In General.--Chapter 223 of title 18, United States Code, is amended by adding at the end the following:
  "Sec. 3510. Admissibility of evidence obtained by search or seizure
"(a) Evidence Obtained by Objectively Reasonable Search or Seizure.-- Evidence which is obtained as a result of a search or seizure shall not be excluded in a proceeding in a court of the United States on the ground that the search or seizure was in violation of the fourth amendment to the Constitution of the United States, if the search or seizure was carried out in circumstances justifying an objectively reasonable belief that it was in conformity with the fourth amendment. The fact that evidence was obtained pursuant to and within the scope of a warrant constitutes prima facie evidence of the existence of such circumstances. "(b) Evidence Not Excludable by Statute or Rule.--Evidence shall not be excluded in a proceeding in a court of the United States on the ground that it was obtained in violation of a statute, an administrative rule or regulation, or a rule of procedure unless exclusion is expressly authorized by statute or by a rule prescribed by the Supreme Court pursuant to statutory authority.

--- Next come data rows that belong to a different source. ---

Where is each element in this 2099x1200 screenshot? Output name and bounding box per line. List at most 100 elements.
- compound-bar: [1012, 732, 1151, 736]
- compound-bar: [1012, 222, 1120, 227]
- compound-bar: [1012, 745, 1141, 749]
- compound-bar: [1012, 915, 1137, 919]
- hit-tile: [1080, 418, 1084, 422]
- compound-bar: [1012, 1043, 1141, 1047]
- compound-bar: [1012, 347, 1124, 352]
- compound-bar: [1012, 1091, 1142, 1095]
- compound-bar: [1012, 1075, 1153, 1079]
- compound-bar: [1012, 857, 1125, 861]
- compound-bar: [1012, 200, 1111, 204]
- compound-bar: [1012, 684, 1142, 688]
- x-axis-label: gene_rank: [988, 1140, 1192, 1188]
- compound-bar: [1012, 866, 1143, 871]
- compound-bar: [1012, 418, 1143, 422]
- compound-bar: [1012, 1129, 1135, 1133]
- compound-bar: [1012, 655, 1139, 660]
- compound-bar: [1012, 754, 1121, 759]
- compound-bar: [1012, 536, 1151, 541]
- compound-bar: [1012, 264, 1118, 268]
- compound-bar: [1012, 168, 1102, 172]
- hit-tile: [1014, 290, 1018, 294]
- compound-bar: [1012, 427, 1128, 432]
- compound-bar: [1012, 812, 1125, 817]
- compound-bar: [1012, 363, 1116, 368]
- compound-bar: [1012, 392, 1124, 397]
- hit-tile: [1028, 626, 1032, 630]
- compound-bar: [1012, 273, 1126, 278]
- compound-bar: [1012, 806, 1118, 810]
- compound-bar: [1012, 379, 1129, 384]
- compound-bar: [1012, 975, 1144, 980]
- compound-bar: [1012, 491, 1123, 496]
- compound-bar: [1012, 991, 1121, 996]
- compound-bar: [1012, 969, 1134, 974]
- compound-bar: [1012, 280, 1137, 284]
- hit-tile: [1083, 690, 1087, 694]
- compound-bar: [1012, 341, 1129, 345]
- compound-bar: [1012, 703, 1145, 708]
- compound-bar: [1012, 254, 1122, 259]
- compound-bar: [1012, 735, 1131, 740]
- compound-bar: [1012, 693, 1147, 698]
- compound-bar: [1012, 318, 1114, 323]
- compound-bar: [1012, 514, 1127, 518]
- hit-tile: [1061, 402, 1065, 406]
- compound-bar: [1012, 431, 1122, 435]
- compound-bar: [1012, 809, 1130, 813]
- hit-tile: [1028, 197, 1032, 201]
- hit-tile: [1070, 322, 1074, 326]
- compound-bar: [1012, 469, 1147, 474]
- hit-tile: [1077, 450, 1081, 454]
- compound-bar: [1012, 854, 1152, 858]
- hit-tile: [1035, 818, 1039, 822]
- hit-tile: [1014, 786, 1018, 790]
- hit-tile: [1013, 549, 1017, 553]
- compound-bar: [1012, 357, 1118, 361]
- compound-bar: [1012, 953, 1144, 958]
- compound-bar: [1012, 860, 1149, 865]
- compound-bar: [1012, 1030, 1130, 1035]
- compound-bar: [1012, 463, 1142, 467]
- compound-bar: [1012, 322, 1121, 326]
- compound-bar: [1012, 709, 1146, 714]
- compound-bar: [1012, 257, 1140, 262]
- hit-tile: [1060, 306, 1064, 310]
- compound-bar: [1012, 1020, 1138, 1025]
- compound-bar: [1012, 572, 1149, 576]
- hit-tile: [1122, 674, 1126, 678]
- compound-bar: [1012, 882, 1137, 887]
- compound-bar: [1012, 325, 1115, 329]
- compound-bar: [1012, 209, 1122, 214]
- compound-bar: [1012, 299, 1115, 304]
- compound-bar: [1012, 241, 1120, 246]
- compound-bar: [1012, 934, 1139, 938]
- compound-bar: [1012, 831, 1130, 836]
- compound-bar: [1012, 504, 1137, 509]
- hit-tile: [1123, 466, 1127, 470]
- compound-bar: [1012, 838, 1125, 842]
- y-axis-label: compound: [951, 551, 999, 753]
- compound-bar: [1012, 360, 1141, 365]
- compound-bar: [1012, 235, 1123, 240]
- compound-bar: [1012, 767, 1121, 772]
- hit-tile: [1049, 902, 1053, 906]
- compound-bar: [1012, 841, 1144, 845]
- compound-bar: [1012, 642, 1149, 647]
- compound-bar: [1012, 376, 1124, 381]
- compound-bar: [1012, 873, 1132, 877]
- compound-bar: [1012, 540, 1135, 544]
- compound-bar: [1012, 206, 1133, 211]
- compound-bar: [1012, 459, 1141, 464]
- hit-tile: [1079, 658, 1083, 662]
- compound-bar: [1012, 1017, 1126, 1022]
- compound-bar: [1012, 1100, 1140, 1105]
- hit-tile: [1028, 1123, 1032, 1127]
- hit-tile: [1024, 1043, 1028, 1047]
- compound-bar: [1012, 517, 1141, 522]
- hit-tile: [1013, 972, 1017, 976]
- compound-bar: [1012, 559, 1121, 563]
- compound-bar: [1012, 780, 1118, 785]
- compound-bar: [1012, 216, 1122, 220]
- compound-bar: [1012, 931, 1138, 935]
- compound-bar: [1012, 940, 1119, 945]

From S.3, the Violent Crime Control and Law Enforcement Improvement Act of 1995 (still pending [in February, 1995] before the Senate Judiciary Committee):

  "Sec. 3502A. Admissibility of evidence obtained by search or seizure
"(a) Evidence Obtained by Objectively Reasonable Search or Seizure.-- Evidence obtained as a result of a search or seizure that is otherwise admissible in a Federal criminal proceeding shall not be excluded in a proceeding in a court of the United States on the ground that the search or seizure was in violation of the fourth amendment to the Constitution. "(b) Evidence Not Excludable by Statute or Rule.--Evidence shall not be excluded in a proceeding in a court of the United States on the ground that it was obtained in violation of a statute, an administrative rule, or a rule of court procedure unless exclusion is expressly authorized by statute or by a rule prescribed by the Supreme Court pursuant to chapter 131 of title 28.